Copper is highly durable and pliable, and is also valued for its resistance to corrosion. It is relatively easy to recover as it is used primarily as the metal. Copper scrap is used by both primary and secondary producers, where processing methods include blast furnace, reverberatory furnace or electric arc furnace. In the latter, around 75-80 per cent raw material is scrap copper. Recent historical trends in demand per capita for copper are influenced by factors such as:

  • disinvestment in electrically powered rail and public transportation systems
  • increase in the copper content of motor vehicles with the addition of more electrically powered auxiliary systems
  • deindustrialisation
  • increases in efficiency of use and substitution by other materials e.g. plastics

Recycling rates of scrap appear to be low as much of the inventory of copper metal is tied up in infrastructure. Thus replacement of copper water pipes with plastic would free up large quantities of copper for other uses.
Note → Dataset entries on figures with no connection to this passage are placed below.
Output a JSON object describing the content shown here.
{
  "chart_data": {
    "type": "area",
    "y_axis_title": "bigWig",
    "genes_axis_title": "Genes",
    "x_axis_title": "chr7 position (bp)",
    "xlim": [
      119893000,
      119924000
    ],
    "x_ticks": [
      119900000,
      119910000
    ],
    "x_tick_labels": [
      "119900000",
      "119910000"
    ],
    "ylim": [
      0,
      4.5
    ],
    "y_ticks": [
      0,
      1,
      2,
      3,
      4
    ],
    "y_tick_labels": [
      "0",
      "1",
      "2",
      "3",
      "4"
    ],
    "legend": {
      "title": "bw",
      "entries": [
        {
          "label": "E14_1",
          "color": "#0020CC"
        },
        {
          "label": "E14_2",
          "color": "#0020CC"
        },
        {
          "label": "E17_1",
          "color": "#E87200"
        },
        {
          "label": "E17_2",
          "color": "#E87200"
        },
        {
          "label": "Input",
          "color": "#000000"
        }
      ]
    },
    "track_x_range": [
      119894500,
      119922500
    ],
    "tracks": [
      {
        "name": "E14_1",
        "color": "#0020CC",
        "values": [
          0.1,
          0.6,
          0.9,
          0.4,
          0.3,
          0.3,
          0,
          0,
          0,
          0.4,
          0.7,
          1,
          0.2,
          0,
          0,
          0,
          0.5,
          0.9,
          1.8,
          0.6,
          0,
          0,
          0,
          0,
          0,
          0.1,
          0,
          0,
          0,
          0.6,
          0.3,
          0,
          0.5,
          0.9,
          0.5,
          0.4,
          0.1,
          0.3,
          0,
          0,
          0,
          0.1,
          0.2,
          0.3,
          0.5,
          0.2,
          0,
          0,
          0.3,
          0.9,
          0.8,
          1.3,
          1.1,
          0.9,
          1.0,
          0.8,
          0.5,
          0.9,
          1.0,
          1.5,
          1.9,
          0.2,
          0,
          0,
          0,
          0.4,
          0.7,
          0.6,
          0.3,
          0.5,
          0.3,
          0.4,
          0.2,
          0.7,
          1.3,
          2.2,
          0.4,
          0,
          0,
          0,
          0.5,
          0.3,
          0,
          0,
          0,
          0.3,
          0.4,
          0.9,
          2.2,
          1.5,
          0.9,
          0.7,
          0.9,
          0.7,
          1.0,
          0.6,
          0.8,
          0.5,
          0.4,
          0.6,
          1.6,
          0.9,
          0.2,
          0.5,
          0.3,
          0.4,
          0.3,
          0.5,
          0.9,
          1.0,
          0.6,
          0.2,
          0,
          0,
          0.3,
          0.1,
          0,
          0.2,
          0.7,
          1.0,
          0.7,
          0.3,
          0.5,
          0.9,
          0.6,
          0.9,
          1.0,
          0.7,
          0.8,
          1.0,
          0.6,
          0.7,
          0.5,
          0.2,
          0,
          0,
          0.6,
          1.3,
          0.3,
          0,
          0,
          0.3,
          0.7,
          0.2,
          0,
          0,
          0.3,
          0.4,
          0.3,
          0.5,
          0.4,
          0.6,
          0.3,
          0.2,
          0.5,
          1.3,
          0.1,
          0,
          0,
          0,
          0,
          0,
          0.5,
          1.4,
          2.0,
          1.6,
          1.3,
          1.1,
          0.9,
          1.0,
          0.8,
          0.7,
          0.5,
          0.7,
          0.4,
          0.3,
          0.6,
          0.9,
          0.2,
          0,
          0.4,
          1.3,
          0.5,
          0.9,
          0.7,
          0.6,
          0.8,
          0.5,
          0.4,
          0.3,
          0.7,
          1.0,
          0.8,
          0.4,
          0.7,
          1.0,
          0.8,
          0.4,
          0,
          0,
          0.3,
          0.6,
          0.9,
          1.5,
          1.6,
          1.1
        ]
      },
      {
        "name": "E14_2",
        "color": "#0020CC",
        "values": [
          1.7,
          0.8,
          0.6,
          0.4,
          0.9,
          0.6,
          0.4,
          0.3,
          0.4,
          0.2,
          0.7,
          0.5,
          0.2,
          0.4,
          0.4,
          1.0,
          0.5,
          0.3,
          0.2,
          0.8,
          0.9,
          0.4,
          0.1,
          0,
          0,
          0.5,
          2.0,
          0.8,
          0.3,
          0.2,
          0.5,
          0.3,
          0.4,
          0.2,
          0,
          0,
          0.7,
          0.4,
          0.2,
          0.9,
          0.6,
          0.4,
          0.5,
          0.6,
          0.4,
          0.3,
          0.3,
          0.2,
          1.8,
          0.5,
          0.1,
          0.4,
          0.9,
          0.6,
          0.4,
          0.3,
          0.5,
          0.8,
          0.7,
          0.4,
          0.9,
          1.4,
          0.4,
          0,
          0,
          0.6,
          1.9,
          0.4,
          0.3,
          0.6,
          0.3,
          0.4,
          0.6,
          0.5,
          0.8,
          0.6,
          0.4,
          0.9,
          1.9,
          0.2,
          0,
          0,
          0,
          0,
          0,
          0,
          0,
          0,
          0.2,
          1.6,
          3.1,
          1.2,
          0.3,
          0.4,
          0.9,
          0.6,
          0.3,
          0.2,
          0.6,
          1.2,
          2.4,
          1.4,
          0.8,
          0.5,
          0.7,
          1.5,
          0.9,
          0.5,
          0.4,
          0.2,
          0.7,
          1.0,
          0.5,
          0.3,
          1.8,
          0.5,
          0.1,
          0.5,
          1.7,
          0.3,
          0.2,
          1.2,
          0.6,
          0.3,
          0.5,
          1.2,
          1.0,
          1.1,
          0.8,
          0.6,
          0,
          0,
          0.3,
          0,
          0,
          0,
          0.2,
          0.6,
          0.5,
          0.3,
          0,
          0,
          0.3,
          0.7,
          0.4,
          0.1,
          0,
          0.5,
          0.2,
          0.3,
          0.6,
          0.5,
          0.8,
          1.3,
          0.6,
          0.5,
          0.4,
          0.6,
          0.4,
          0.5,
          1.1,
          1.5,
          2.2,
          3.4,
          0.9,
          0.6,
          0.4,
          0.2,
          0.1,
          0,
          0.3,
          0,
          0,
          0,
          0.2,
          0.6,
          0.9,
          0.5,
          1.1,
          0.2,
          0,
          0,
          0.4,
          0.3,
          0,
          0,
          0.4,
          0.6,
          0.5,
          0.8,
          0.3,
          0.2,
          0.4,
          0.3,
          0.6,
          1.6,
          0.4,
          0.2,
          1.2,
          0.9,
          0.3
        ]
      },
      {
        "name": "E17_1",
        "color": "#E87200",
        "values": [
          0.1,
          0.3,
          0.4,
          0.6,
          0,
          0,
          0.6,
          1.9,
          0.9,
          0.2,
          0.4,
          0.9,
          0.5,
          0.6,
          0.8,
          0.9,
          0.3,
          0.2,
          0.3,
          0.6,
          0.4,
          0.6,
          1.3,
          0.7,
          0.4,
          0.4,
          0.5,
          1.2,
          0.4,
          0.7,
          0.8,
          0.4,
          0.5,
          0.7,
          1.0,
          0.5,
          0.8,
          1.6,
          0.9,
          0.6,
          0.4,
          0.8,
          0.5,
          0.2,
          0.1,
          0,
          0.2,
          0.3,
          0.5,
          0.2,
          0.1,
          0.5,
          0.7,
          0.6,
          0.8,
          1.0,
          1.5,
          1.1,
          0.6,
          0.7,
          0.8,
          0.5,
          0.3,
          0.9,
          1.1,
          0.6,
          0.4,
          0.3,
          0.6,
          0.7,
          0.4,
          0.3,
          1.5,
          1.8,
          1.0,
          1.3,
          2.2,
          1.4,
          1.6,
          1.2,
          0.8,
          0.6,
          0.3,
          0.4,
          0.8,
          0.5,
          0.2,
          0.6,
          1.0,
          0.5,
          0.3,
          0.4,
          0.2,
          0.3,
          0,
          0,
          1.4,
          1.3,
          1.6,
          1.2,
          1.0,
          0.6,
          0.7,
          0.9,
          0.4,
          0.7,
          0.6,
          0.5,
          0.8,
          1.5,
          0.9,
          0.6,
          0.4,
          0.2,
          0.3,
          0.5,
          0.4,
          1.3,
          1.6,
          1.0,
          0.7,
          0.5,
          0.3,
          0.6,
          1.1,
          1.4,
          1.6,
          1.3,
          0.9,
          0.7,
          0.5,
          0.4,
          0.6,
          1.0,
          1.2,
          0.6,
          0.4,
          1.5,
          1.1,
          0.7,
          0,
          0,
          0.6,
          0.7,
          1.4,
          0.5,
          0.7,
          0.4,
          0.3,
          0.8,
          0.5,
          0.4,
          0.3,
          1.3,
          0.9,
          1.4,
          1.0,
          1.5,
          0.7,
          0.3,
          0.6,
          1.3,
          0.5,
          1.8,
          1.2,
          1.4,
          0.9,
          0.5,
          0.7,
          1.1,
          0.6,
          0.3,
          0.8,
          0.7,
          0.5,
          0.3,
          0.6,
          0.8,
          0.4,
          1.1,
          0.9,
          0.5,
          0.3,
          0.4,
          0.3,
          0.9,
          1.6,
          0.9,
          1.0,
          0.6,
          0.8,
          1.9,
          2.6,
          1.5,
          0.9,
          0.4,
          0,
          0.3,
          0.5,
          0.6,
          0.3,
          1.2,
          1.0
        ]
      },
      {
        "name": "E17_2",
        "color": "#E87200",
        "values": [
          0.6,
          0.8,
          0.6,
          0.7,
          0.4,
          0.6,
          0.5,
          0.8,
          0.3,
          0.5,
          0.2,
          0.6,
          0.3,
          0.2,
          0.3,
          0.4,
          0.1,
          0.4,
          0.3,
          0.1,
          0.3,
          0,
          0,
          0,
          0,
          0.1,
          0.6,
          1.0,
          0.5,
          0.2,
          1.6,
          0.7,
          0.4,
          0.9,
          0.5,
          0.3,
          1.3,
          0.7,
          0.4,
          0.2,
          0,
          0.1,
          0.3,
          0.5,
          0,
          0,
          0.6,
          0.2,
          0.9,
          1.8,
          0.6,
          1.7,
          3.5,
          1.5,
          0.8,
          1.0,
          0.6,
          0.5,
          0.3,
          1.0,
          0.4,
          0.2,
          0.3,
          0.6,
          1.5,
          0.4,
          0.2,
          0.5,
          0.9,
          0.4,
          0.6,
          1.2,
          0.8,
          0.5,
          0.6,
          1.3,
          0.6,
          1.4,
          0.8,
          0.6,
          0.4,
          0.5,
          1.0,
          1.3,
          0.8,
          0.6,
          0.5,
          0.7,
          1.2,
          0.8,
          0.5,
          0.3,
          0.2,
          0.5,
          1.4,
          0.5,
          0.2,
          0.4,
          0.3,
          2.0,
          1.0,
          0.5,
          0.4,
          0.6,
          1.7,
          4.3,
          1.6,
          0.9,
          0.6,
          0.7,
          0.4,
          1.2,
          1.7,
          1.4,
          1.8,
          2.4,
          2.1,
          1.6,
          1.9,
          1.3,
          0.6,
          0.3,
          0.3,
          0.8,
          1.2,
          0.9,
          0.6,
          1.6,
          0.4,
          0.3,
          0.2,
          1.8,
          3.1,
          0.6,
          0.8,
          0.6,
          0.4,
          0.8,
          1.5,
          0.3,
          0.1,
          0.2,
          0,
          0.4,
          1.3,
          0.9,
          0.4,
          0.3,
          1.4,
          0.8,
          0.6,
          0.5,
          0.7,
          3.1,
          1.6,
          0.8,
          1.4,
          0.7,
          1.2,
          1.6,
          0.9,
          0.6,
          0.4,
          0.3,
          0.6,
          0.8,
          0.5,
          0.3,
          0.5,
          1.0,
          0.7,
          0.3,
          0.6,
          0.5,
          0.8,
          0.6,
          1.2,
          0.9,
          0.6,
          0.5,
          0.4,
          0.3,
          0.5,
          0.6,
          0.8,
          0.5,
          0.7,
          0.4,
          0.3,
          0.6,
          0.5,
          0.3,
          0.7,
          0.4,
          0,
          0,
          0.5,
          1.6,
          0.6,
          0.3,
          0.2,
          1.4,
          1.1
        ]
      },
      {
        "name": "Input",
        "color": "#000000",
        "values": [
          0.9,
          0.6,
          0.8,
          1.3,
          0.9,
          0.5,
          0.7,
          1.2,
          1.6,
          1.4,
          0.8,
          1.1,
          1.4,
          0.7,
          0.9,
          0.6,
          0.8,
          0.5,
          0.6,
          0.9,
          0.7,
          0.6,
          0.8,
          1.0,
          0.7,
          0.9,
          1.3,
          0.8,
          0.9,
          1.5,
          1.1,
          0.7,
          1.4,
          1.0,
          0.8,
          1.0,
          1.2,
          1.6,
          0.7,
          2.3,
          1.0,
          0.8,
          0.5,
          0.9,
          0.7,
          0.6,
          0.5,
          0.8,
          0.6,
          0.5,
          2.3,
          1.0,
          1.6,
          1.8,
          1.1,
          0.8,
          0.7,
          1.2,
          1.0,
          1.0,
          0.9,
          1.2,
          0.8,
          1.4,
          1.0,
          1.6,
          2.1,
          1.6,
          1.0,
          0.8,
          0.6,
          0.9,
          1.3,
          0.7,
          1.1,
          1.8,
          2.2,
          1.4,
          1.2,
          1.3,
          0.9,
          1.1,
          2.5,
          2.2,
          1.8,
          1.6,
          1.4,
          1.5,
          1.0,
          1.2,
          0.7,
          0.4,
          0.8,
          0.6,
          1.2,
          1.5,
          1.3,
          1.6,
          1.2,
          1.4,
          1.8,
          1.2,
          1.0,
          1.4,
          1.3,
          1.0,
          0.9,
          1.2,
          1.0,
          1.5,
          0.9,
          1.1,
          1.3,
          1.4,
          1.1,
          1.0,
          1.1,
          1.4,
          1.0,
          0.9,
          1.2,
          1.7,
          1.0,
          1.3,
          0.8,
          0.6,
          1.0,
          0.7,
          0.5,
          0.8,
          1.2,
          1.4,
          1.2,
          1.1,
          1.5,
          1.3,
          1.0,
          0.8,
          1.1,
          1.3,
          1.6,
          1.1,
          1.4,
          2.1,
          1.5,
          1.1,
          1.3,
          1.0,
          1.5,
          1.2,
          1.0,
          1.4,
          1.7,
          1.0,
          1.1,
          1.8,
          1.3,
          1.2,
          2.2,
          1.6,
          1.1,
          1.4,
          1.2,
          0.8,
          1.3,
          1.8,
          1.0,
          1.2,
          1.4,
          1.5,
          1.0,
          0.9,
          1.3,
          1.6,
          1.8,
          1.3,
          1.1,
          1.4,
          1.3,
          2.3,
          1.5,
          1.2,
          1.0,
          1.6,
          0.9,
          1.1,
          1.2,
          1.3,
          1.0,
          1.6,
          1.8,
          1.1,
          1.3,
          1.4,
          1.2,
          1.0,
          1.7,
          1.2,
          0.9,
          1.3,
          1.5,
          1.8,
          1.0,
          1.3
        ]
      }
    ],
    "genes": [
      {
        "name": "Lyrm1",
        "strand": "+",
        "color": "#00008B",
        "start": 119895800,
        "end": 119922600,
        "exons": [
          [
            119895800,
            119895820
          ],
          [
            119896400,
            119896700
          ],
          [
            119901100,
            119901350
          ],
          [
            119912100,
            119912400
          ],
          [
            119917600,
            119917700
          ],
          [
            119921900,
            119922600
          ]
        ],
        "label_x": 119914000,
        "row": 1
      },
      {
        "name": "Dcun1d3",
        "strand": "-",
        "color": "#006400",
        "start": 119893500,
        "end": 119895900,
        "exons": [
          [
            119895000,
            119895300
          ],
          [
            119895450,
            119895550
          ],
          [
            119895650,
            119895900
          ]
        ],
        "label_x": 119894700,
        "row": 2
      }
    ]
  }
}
In the telecommunications industry wiring has most often been made from copper as it is a good conductor of electricity, with occasional use of other conductive materials notably aluminium. Broadband connections (or at least delivery into homes or businesses) is commonly over copper wires, although fibre optics or wireless connections are replacing these parts of a network. the recovery of copper is on occasion less straightforward e.g. where copper components have to be separated out from printed wiring boards.